Chris Anderson
Chris Anderson

SAN FRANCISCO – While he was thrilled to show off his company’s new drones at the Launch Festival in San Francisco today, 3D Robotics CEO Chris Anderson is skeptical about Amazon’s plan pull off home delivery with drones.

“People get very excited about the notion of drone delivery, but that’s the last thing you want to do,” he said.

According to Anderson, both FAA regulations and common sense make drone delivery a difficult proposition. While the idea of autonomous copters flying around seems convenient for delivery, there are significant safety risks when flying drones over residential areas. He’s concerned about a drone potentially crashing into people, homes or other objects while in the process of making a delivery. With multiple whirling blades, a malfunctioning Amazon drone could cause a lot of damage to people or property.

That’s coming from someone who’s a true believer in the potential of drones. Anderson left his position as the Editor-in-Chief of Wired Magazine to create 3D Robotics, aiming to bring drones to more people. Even so, he was reticent to fly a drone that he brought to the conference over the heads of the audience, for fear of an accident.

While 3D Robotics’s latest drones are able to fly along a set path drawn over a map, the company hasn’t yet ironed out how to ensure the ‘copters don’t collide into obstacles along their path. That’s ultimately one of the greatest challenges Amazon has to solve before its Prime Air program can take flight, since a single major injury could be enough to ground Amazon’s drones.

That may be why Jeff Bezos hedged on when the company would be ready to fly in his 60 Minutes interview with Charlie Rose. While Amazon’s official FAQ said that the company would be ready for drone delivery in 2015, Bezos thinks that PrimeAir might be closer to four or five years out.

Comments

  • Mark Jessup

    Yeah, I agree with Chris Anderson on this one. It doesn’t even matter if the tech itself ran perfectly, there is a big gap between achievable and publicly accepted, especially where technology is concerned. Google may someday offer a fully automated car, but it’ll be many years before that’s the norm. And flying drones, with the aforementioned whirling blades, alighting on your lawn while your kids play nearby…that’s going to take awhile, too. And it only takes one time for some a-hole to bring one down intentionally, with all attendant collateral damage, for a serious lawsuit. I’m all for privatized space travel, colonizing Mars, stem cell research —hell, I’d clone myself if I could. But *drones* delivering my dairy products in the morning? Call me old-fashioned.

    • Carlos

      I wonder if that is what they said about delivering mail in automobiles, seems dangerous, the ups guy comes in a truck and runs over my dog…lol…how many trafic accidents Ups and Fedex trucks get in a year? Sure a few drones migth crash and even someone might get hurt, but the same can be said of airplanes. Thats what the court are here for. Cant stop progress, drones are the future!

  • Florent Crivello

    Given the drones would fly at buildings height, there are very few chances they would ever run into someone – unless the guy is himself riding a drone.

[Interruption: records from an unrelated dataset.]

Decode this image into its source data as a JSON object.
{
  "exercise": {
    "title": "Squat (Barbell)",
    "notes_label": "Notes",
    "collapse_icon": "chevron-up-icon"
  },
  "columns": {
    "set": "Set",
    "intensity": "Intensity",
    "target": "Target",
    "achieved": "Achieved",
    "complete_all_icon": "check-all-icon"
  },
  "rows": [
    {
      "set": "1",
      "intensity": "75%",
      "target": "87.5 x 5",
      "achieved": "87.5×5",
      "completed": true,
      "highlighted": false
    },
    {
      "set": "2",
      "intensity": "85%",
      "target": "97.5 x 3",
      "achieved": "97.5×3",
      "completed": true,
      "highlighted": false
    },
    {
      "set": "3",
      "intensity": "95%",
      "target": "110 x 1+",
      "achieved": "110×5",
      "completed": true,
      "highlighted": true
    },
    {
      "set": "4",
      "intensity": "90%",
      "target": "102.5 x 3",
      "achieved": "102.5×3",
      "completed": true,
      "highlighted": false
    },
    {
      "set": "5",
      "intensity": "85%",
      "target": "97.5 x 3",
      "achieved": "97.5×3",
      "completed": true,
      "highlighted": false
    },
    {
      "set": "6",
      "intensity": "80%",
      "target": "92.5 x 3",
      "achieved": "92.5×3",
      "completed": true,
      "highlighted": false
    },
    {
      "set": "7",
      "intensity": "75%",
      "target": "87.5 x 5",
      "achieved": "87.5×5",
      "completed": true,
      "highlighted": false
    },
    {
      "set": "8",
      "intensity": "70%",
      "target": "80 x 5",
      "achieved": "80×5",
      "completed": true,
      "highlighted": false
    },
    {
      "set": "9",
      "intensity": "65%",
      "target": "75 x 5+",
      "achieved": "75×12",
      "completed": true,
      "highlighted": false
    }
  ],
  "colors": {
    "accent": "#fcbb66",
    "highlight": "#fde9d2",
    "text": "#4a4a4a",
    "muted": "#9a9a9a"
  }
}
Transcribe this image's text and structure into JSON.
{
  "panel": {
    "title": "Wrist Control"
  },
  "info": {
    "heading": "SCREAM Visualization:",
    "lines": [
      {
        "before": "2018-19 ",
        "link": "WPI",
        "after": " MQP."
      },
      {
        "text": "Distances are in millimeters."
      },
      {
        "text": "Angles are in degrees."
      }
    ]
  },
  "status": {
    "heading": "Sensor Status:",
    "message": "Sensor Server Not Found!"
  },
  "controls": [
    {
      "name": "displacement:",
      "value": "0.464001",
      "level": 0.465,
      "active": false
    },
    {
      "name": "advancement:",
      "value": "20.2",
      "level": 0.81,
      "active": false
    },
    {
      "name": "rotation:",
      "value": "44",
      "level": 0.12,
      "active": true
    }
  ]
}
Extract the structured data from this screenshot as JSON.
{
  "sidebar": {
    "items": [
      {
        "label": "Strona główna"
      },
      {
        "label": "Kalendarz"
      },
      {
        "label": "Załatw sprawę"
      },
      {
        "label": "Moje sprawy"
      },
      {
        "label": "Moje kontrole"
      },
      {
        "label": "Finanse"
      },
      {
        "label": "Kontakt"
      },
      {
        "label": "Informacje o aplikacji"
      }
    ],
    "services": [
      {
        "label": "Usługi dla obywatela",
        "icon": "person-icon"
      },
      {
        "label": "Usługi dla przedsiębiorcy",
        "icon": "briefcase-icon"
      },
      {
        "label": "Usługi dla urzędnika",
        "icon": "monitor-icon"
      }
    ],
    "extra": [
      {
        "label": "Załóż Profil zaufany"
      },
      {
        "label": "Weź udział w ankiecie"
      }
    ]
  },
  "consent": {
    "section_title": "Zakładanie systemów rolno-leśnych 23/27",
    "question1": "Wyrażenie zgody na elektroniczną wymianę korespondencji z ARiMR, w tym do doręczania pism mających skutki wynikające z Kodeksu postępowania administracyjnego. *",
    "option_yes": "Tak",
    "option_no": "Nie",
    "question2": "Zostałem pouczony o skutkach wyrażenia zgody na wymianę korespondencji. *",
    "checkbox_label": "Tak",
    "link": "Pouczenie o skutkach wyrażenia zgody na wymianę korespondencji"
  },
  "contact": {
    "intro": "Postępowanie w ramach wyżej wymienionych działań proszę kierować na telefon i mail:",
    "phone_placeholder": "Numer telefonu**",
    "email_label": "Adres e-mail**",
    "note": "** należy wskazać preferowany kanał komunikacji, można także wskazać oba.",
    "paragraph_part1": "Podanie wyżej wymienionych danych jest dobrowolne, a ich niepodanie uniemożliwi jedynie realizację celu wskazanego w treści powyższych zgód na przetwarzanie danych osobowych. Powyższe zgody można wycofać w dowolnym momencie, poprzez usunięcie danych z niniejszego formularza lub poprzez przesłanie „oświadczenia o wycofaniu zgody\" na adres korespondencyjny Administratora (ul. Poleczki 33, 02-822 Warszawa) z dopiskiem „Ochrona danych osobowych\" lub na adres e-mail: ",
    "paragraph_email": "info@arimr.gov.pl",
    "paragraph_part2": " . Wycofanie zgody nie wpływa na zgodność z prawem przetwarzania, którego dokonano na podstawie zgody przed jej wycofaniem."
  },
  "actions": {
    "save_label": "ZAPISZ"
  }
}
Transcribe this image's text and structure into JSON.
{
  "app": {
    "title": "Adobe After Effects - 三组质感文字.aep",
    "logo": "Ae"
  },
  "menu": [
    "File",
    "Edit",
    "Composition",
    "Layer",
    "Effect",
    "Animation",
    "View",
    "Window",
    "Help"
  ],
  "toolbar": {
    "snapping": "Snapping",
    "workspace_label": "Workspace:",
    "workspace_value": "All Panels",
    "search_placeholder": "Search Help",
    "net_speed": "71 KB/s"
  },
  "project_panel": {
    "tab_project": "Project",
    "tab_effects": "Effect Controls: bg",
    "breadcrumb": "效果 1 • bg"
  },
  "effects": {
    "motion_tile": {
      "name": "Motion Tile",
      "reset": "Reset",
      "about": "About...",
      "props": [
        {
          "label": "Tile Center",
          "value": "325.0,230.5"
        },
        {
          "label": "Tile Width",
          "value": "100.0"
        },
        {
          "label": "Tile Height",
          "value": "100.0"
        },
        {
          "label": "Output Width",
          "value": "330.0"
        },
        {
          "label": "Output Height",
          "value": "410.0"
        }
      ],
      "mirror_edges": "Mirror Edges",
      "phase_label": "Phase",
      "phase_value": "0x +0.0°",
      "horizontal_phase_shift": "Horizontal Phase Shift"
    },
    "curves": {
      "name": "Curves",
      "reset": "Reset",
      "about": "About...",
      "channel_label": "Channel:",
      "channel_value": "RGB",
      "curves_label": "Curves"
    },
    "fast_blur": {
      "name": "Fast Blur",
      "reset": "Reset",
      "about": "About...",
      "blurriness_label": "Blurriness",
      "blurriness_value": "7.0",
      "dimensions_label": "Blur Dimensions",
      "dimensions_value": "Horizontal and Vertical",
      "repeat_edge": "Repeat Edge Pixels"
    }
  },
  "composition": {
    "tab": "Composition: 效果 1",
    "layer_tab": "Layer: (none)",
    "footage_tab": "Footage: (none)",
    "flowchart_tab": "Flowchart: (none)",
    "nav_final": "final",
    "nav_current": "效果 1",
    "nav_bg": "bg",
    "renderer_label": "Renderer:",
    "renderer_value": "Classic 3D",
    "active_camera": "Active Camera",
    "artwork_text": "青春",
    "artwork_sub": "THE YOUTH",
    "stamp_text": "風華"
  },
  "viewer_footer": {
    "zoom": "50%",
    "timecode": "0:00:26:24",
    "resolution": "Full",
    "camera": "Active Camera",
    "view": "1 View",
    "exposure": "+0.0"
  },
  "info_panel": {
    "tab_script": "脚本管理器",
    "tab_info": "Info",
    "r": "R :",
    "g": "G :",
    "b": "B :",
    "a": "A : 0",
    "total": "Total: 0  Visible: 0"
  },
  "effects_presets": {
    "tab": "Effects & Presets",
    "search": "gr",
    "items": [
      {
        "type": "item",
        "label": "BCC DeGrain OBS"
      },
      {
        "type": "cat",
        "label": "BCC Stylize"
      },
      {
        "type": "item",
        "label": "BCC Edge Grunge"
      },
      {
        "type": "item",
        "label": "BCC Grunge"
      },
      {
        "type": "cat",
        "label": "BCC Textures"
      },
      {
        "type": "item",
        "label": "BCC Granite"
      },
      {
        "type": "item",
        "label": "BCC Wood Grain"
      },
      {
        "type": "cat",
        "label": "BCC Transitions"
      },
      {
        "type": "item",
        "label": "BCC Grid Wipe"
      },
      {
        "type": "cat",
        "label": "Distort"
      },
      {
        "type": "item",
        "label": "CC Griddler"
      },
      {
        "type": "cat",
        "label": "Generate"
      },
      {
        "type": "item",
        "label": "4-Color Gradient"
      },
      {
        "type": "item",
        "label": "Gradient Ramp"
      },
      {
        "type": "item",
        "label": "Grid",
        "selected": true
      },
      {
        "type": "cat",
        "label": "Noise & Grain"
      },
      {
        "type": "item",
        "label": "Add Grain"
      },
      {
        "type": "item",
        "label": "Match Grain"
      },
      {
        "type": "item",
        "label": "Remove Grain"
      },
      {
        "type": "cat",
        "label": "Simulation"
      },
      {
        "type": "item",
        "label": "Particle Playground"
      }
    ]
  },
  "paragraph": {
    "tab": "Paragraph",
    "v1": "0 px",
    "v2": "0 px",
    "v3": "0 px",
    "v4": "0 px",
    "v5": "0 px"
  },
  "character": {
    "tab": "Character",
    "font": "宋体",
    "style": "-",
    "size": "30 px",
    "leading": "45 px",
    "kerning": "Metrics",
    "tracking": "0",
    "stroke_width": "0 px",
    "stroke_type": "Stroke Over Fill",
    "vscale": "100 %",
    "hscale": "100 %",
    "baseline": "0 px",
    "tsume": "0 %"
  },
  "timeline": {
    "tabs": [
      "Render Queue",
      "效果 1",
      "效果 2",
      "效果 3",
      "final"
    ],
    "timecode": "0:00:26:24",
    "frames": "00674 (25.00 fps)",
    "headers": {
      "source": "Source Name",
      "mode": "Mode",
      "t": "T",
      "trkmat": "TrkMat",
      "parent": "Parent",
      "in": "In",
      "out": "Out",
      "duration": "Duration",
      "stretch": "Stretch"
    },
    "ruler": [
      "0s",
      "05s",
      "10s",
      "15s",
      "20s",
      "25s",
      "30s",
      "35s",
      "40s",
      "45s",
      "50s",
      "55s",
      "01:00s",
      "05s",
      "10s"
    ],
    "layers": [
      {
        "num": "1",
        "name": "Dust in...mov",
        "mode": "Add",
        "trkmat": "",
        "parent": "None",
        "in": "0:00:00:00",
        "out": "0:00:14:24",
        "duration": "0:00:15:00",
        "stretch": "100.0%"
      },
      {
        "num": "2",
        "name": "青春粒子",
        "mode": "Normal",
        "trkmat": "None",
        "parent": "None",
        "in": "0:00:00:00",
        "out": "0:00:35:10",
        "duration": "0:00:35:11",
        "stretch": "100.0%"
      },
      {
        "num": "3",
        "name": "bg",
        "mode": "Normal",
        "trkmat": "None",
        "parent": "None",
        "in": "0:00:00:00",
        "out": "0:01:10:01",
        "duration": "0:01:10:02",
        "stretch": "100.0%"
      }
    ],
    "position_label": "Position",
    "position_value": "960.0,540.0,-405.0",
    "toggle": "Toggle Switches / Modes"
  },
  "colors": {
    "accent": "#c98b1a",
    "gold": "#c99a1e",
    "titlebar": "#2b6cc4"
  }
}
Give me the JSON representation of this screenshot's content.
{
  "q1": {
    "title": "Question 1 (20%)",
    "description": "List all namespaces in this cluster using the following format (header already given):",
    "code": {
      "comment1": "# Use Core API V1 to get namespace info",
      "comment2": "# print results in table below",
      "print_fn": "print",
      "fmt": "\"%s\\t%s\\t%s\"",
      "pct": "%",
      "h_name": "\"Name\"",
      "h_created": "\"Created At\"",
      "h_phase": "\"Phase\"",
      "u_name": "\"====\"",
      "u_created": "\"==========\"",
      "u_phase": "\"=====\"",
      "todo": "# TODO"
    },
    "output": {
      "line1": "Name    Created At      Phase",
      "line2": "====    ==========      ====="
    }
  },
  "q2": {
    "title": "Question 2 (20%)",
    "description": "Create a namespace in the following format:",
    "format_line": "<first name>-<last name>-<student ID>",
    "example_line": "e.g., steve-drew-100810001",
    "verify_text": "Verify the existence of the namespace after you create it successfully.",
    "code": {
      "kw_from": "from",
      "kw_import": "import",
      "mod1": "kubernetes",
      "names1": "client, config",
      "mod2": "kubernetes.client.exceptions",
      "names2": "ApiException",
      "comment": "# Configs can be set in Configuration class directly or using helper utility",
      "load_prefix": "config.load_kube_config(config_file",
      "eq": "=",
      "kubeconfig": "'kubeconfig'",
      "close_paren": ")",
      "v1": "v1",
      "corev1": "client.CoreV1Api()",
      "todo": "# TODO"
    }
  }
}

    Moreover, including some proximity sensors into the drones that would make them stop as soon as they get too close of something is a pretty cheap way to drastically reduce this already very little risk.

    Finally, saying drones won’t work because they may run into people is like saying “I’m skeptical about this ‘motorized vehicles’ idea; What if one of them ran into someone?”. A drone hitting someone is a far smaller deal than a car doing so, and still, there are over a billion cars travelling over the world, with nobody questioning wether we should drop the entire concept.

  • Carlos

    Take this quote from the article: “He’s concerned about a drone potentially crashing into people, homes or other objects while in the process of making a delivery. With multiple whirling blades, a malfunctioning Amazon drone could cause a lot of damage to people or property.”

    Now replace the word “drone” with “UPS delivery guy”, I sincerely believe an automated drone would be safer than a man driving a truck in the neighborhood where kids play to deliver a 4 pound package, not to mention the waste of gasoline.